In 2020, it published 1,691 papers citing 35,276 references, about 21 per paper on average. Its C-index rises to around 250–300, pushing the originality share to about 20%.

That comparison suggests something important: the gap between broad-scope journals and leading specialty journals may not be as large as people assume when it comes to the proportion of highly original papers. Generalist flagship journals seem to maintain around 20% genuinely high-originality, high-impact work under ordinary conditions. A top subfield journal can approach that level when major scientific problems emerge, though in quieter times it may sit somewhat lower.

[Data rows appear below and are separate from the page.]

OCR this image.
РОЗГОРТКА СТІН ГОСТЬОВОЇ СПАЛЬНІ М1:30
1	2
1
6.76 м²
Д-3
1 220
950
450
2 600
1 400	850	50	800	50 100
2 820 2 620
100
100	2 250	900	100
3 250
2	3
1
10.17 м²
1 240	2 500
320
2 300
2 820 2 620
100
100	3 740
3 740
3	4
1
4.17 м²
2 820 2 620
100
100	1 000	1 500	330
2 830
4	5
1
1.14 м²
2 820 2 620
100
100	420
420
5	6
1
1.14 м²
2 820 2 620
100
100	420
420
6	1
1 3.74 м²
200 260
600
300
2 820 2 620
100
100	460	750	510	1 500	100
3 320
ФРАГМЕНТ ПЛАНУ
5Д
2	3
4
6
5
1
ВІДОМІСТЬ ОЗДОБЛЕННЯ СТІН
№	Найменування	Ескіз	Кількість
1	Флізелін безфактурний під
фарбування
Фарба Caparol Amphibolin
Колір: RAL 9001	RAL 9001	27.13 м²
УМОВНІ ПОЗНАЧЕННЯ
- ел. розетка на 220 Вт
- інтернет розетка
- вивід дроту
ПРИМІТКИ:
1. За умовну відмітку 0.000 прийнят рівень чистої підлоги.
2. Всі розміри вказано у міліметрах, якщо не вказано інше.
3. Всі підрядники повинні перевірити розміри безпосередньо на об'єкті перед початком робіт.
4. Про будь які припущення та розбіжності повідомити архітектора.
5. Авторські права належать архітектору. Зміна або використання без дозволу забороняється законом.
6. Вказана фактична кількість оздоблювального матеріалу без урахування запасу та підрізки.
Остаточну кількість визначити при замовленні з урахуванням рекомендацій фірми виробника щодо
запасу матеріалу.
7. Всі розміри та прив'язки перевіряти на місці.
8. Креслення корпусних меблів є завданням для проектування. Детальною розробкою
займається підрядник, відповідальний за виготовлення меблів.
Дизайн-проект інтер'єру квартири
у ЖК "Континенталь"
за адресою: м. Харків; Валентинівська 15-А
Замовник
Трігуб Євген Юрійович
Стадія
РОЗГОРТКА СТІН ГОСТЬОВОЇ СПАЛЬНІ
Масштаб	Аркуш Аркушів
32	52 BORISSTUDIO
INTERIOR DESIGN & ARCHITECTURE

It also implies a less flattering truth. Roughly 80% of papers even in elite journals probably have limited long-term influence. Some are there because of networks, some because of hype, some because of luck. Many do not actually reach the journal’s average citation level, let alone reshape the field.

What the C-index would mean for individuals

For individuals, reaching a double-digit C-index would probably already place someone at the professor level. That would imply more than ten genuinely original outputs, or at least a fairly substantial h-index, perhaps somewhere around the twenties or thirties.

If you look only at first-author papers, many professors probably had not yet accumulated ten such papers before they started their own groups. Once corresponding authorship enters the picture, attribution becomes murkier: was the originality mainly due to the student, the postdoc, or the principal investigator? But for evaluating a research group as a whole, the C-index still makes sense. At a minimum, a group should probably have a C-index above 1 before it can seriously claim a track record of original work.

I am not especially worried about whether the metric is easy to calculate. As an unofficial indicator, nobody is trying to optimize for it yet, and it would not be easy to optimize anyway. For now it is something people can calculate out of curiosity.

If one day it became accepted more broadly, that would not surprise me. Research should be built on pioneering work, not just on an ever-expanding pile of derivative follow-up studies.